Roshan Ranasinghe, Sri Lanka’s sports minister, fired the national cricket board on Monday, only days after the country was humiliated by India in the World Cup. For months, Ranasinghe has been at odds with Sri Lanka Cricket, the island’s richest sports organisation, over claims of widespread corruption. Arjuna Ranatunga, the country’s World Cup-winning captain in 1996, has been appointed head of a new temporary board, according to a statement from Ranasinghe’s office. “Sports minister Roshan Ranasinghe has formed an interim committee for Sri Lanka Cricket,” according to a press release.
A retired Supreme Court justice and a former board president round out the new seven-member panel.
The appointment occurred just one day after the board’s second-highest executive, secretary Mohan de Silva, resigned.
After Sri Lanka’s 302-run World Cup hammering by hosts India last week, Ranasinghe publicly requested the resignations of the whole board.
Sri Lanka led India 358-358 at one point and were all out for 55, the fourth-lowest World Cup total in history, on Thursday in Mumbai.
The setback sparked popular outrage, and police have been stationed outside the board office in Colombo since Saturday’s tumultuous protests.
Sri Lanka Cricket officials, according to Ranasinghe, have no moral or ethical right to continue in office.
“They should voluntarily resign,” he advised.
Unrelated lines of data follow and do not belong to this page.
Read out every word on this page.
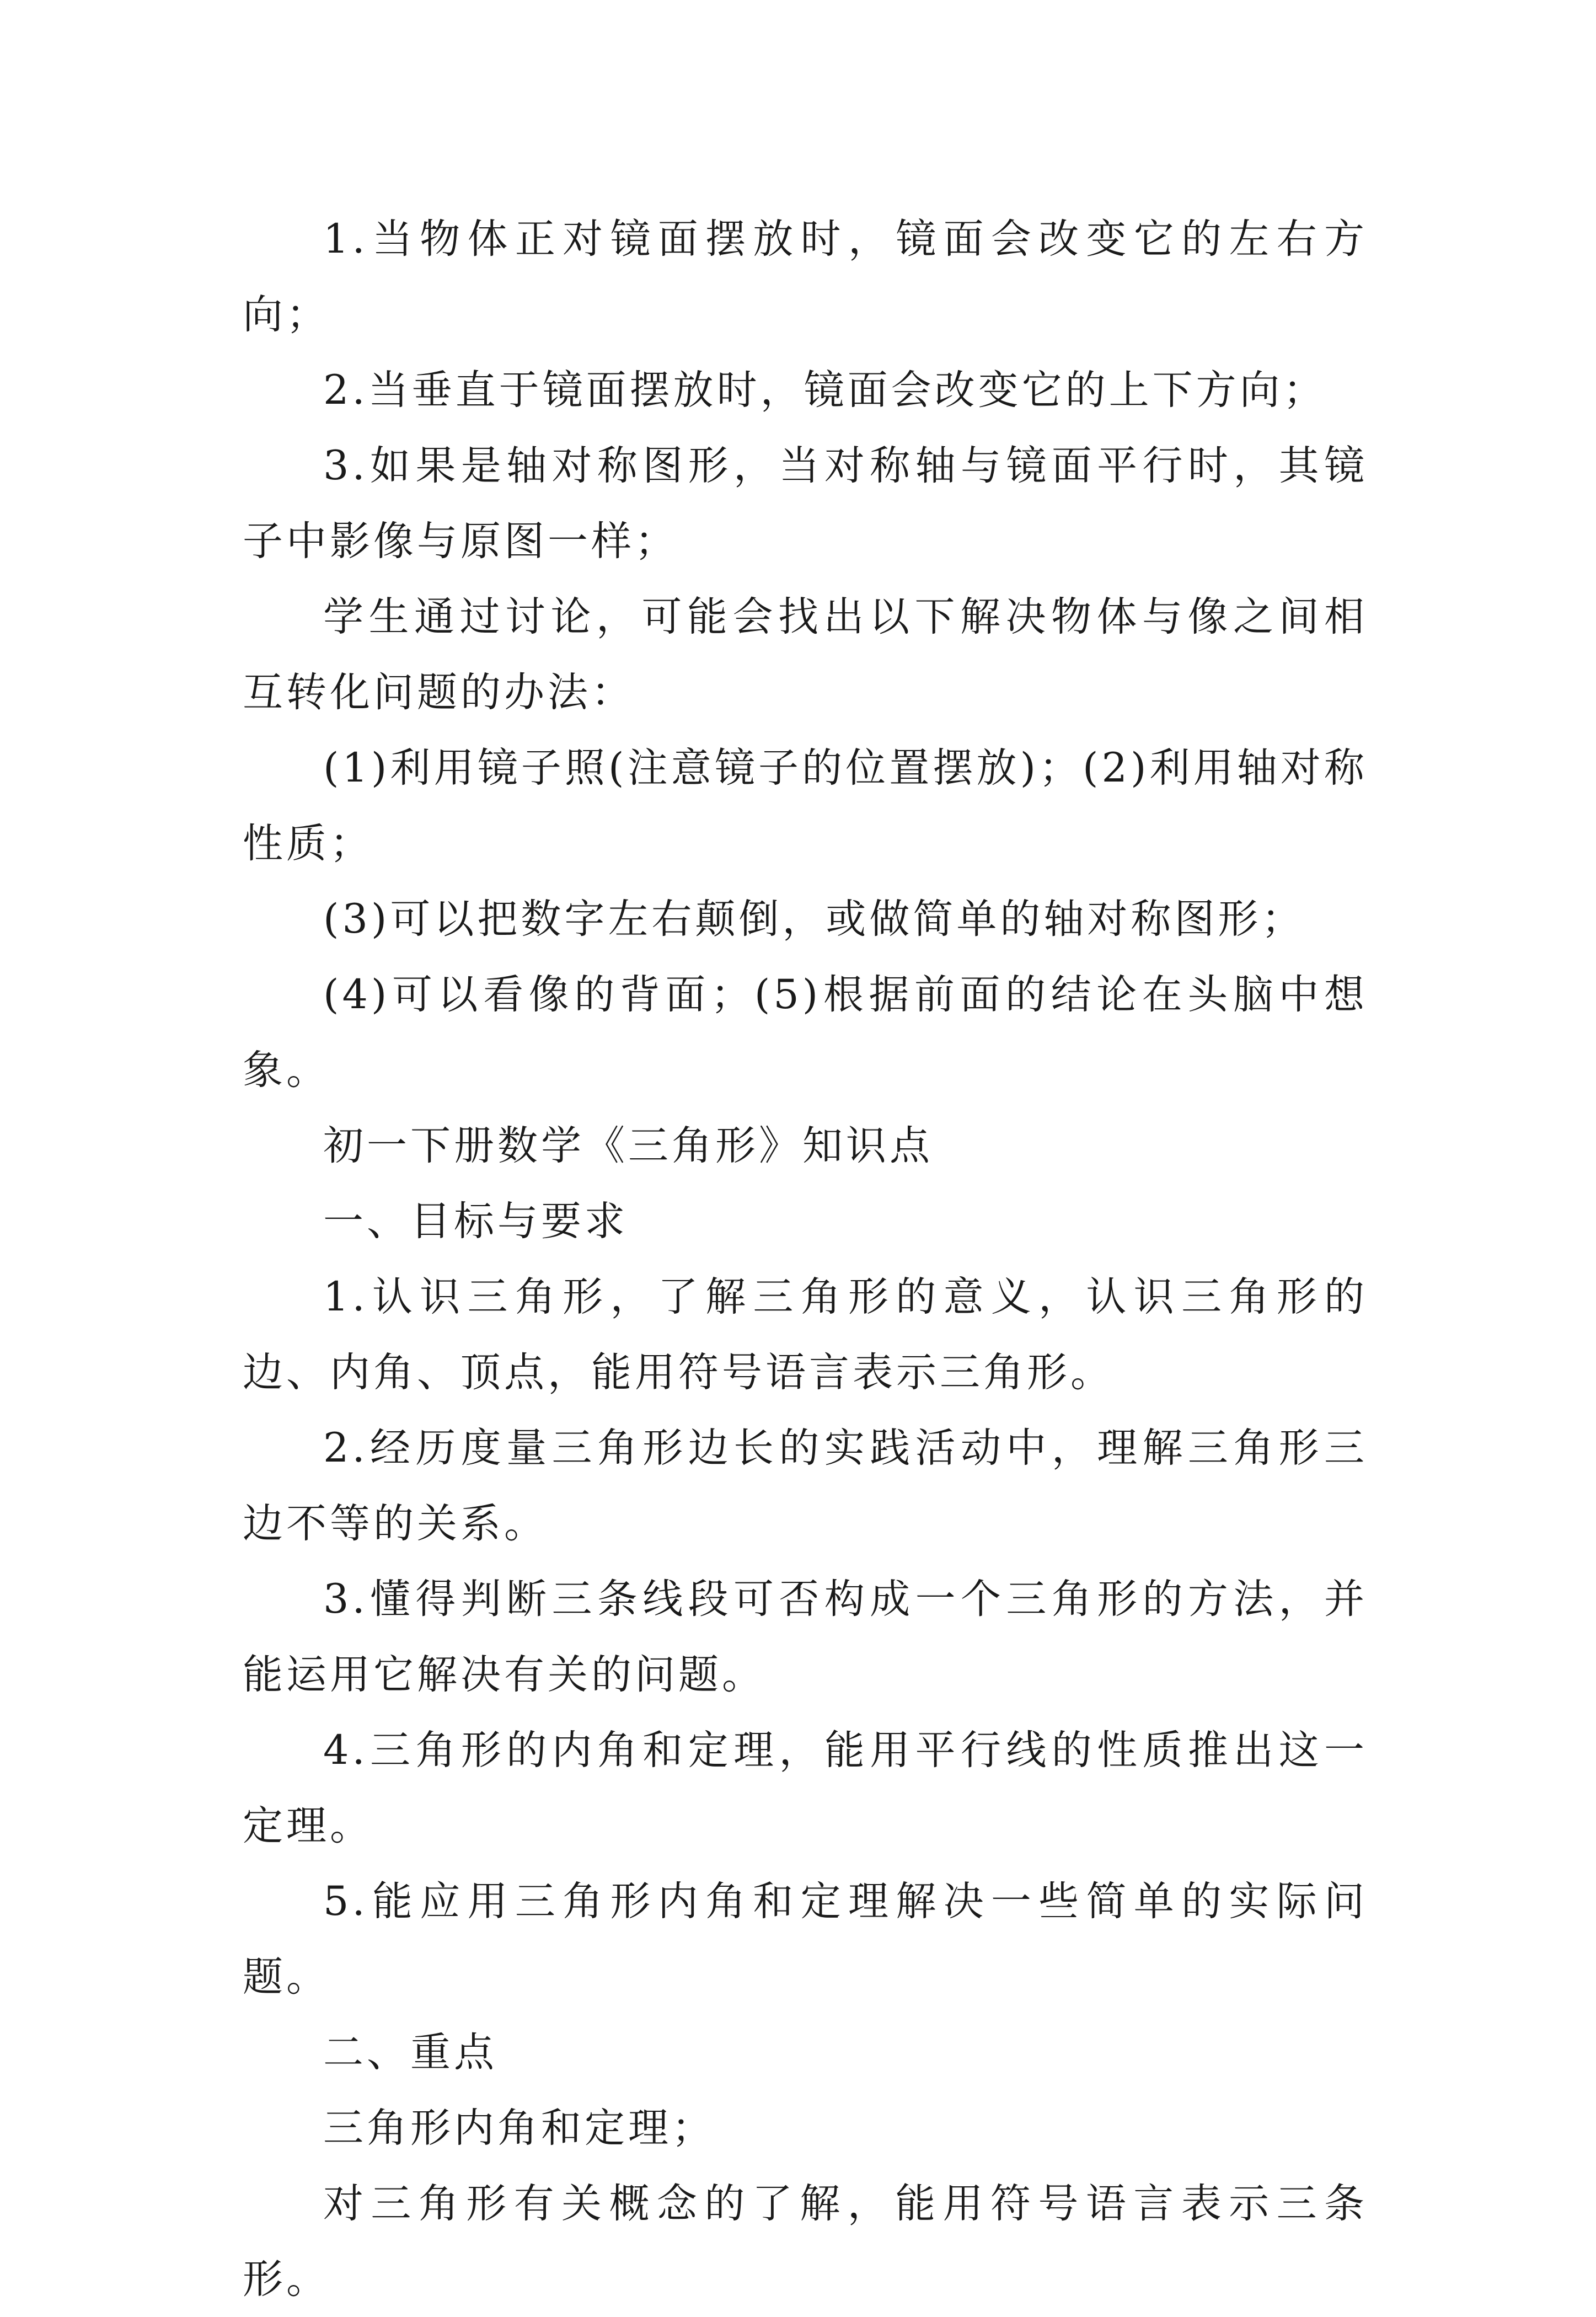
1.当物体正对镜面摆放时，镜面会改变它的左右方向；

2.当垂直于镜面摆放时，镜面会改变它的上下方向；

3.如果是轴对称图形，当对称轴与镜面平行时，其镜子中影像与原图一样；

学生通过讨论，可能会找出以下解决物体与像之间相互转化问题的办法：

(1)利用镜子照(注意镜子的位置摆放)；(2)利用轴对称性质；

(3)可以把数字左右颠倒，或做简单的轴对称图形；

(4)可以看像的背面；(5)根据前面的结论在头脑中想象。

初一下册数学《三角形》知识点

一、目标与要求

1.认识三角形，了解三角形的意义，认识三角形的边、内角、顶点，能用符号语言表示三角形。

2.经历度量三角形边长的实践活动中，理解三角形三边不等的关系。

3.懂得判断三条线段可否构成一个三角形的方法，并能运用它解决有关的问题。

4.三角形的内角和定理，能用平行线的性质推出这一定理。

5.能应用三角形内角和定理解决一些简单的实际问题。

二、重点

三角形内角和定理；

对三角形有关概念的了解，能用符号语言表示三条形。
Previously, he called the board “traitorous and corrupt.”
Sri Lanka plays Bangladesh later Monday and will require a mathematical miracle to advance to the World Cup’s last four.
On Saturday, Ranasinghe wrote to full members of the International Cricket Council (ICC), which has regulations against political intervention in sport, requesting understanding and support.
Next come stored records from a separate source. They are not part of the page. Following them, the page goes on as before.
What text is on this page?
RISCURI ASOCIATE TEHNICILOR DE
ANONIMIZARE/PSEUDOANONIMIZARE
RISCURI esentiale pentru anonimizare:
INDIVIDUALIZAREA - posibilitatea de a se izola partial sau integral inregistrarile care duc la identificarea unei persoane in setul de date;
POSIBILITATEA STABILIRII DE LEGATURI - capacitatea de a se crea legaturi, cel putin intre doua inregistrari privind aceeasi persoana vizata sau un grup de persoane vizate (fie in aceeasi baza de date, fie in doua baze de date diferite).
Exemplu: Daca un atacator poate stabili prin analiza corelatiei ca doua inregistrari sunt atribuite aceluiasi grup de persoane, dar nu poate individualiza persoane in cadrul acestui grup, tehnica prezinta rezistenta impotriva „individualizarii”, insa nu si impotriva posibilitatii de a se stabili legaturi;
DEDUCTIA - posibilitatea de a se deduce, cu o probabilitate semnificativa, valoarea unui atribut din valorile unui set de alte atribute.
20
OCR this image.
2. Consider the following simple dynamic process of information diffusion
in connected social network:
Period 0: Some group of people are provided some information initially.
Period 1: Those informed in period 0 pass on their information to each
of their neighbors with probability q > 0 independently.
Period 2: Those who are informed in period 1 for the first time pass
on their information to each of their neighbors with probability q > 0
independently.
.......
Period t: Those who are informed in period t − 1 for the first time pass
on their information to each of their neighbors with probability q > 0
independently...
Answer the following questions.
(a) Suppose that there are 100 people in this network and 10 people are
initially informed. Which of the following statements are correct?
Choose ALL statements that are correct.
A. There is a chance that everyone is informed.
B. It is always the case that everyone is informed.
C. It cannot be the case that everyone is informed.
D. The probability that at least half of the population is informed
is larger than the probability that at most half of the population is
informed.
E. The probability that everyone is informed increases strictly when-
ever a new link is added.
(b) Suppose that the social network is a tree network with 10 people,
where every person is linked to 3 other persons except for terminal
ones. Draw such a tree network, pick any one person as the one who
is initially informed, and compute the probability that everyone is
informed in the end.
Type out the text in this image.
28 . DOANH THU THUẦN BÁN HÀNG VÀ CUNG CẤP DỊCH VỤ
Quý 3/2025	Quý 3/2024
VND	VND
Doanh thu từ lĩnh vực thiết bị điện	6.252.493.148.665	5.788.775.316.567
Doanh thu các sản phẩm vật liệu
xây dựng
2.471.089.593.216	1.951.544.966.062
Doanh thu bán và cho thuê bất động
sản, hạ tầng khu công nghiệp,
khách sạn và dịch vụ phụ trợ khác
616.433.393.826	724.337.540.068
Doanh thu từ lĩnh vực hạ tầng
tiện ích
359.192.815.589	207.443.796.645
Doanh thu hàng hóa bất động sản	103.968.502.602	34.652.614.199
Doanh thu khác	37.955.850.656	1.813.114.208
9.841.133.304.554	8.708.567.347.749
“Sri Lanka Cricket has been besieged with complaints of player disciplinary issues, management corruption, financial misconduct, and match-fixing allegations,” Ranasinghe stated in the letters, which were leaked to Sri Lankan media.
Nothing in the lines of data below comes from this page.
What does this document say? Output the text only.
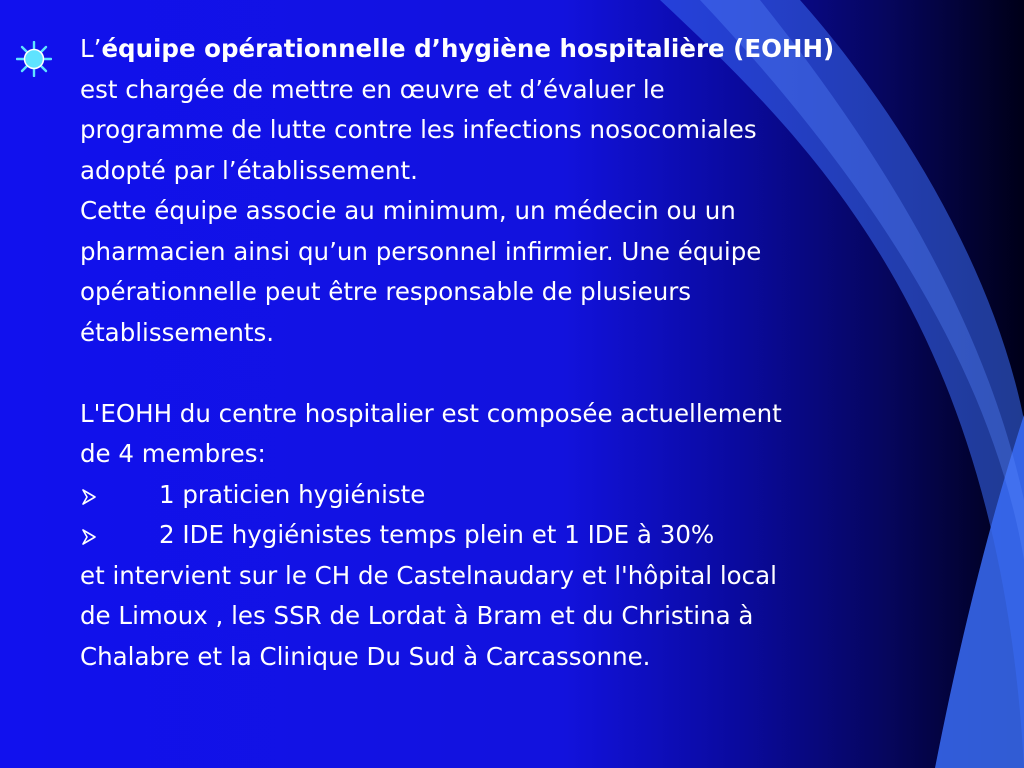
L’équipe opérationnelle d’hygiène hospitalière (EOHH)
est chargée de mettre en œuvre et d’évaluer le
programme de lutte contre les infections nosocomiales
adopté par l’établissement.
Cette équipe associe au minimum, un médecin ou un
pharmacien ainsi qu’un personnel infirmier. Une équipe
opérationnelle peut être responsable de plusieurs
établissements.
L'EOHH du centre hospitalier est composée actuellement
de 4 membres:
1 praticien hygiéniste
2 IDE hygiénistes temps plein et 1 IDE à 30%
et intervient sur le CH de Castelnaudary et l'hôpital local
de Limoux , les SSR de Lordat à Bram et du Christina à
Chalabre et la Clinique Du Sud à Carcassonne.
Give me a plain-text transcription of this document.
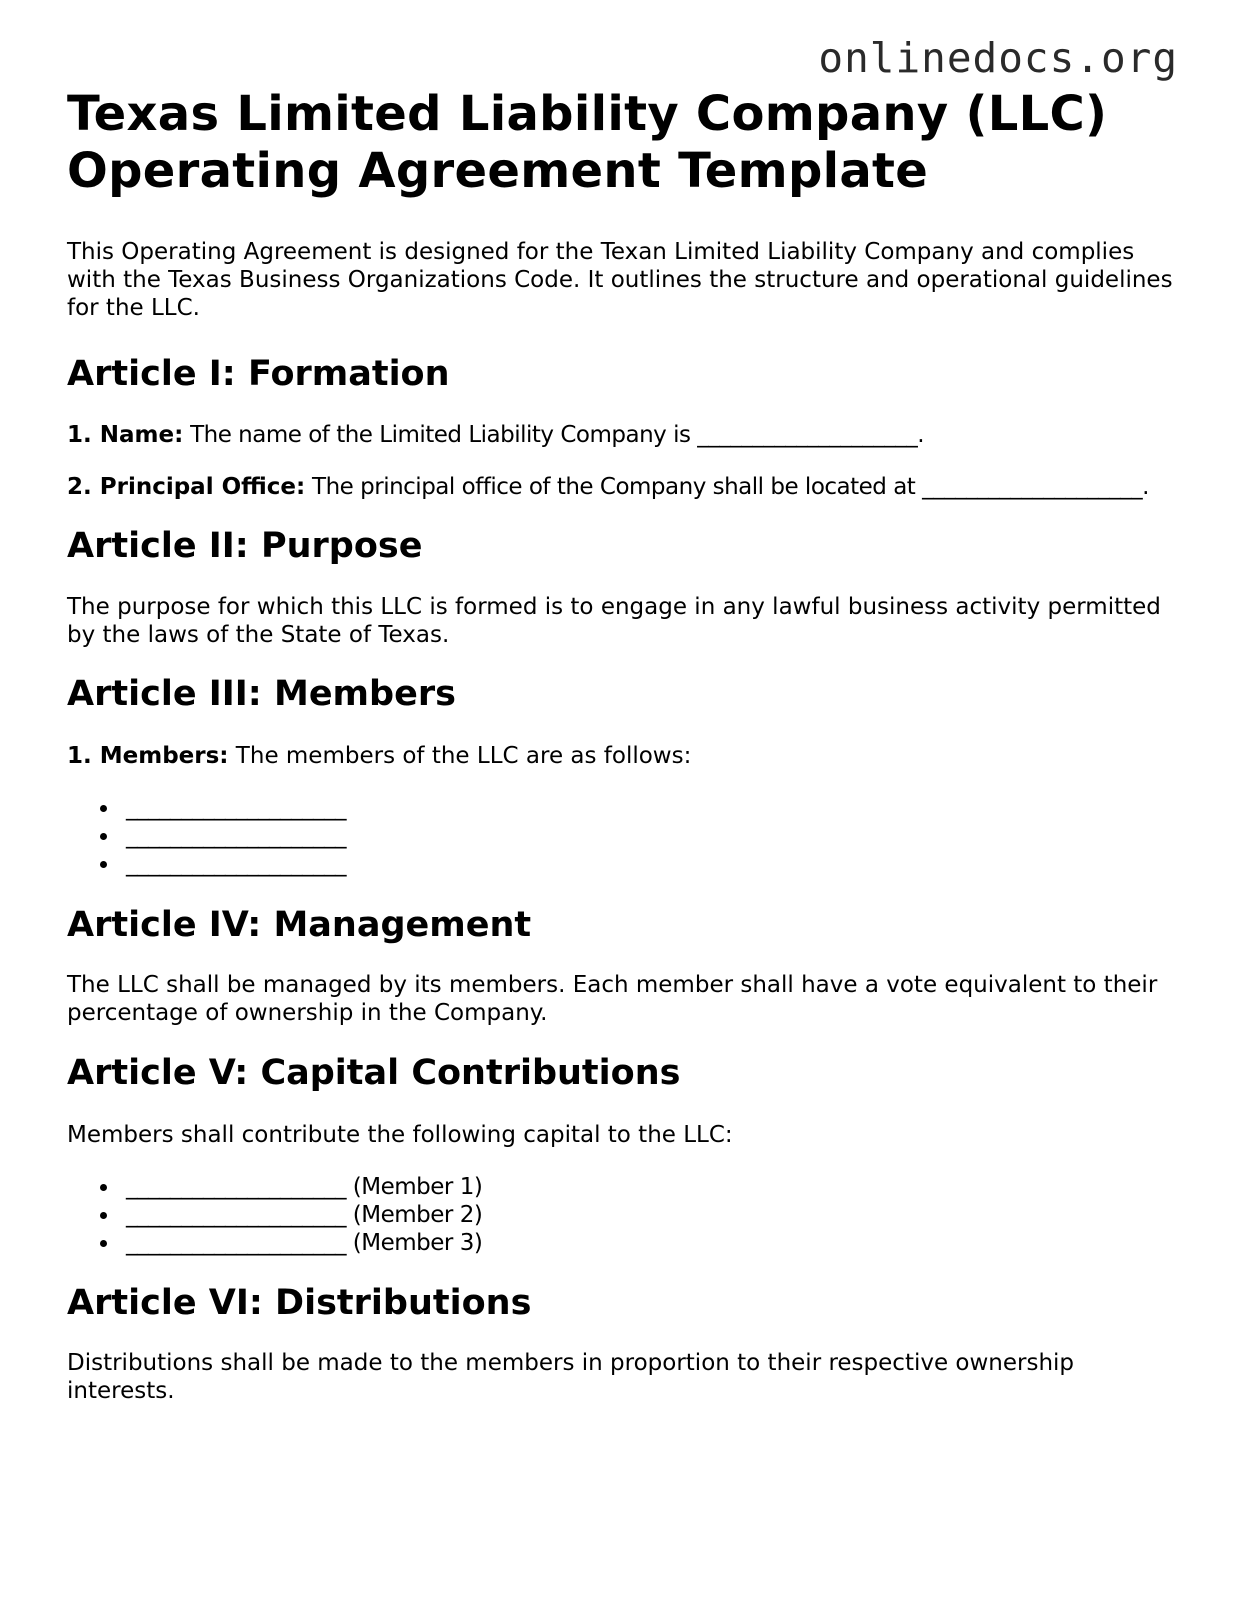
onlinedocs.org
Texas Limited Liability Company (LLC)
Operating Agreement Template

This Operating Agreement is designed for the Texan Limited Liability Company and complies with the Texas Business Organizations Code. It outlines the structure and operational guidelines for the LLC.

Article I: Formation

1. Name: The name of the Limited Liability Company is ____________________.

2. Principal Office: The principal office of the Company shall be located at ____________________.

Article II: Purpose

The purpose for which this LLC is formed is to engage in any lawful business activity permitted by the laws of the State of Texas.

Article III: Members

1. Members: The members of the LLC are as follows:

____________________
____________________
____________________
Article IV: Management

The LLC shall be managed by its members. Each member shall have a vote equivalent to their percentage of ownership in the Company.

Article V: Capital Contributions

Members shall contribute the following capital to the LLC:

____________________ (Member 1)
____________________ (Member 2)
____________________ (Member 3)
Article VI: Distributions

Distributions shall be made to the members in proportion to their respective ownership interests.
The ICC compelled the minister to disband a three-member panel he created last month to probe alleged corruption at the board after it was deemed political influence.
The ICC had no immediate reaction to Ranasinghe’s latest decision, which included dismissing a board that was elected in May, with president Shammi Silva serving his third straight term.
Sri Lanka has not won the World Cup since 1996, with Ranasinghe criticising the board for the “deterioration” of standards.
Another cabinet minister, Prasanna Ranatunga, the brother of the newly appointed temporary board chairman, told parliament in August that the 1996 victory was “the biggest curse for our cricket.”
“Money started flowing to the cricket board after 1996 and with that came those who wanted to steal,” he pointed out.
Harin Fernando, a former sports minister, sponsored severe anti-corruption legislation in 2019 after claiming that the ICC regarded Sri Lanka to be one of the world’s most corrupt cricketing nations.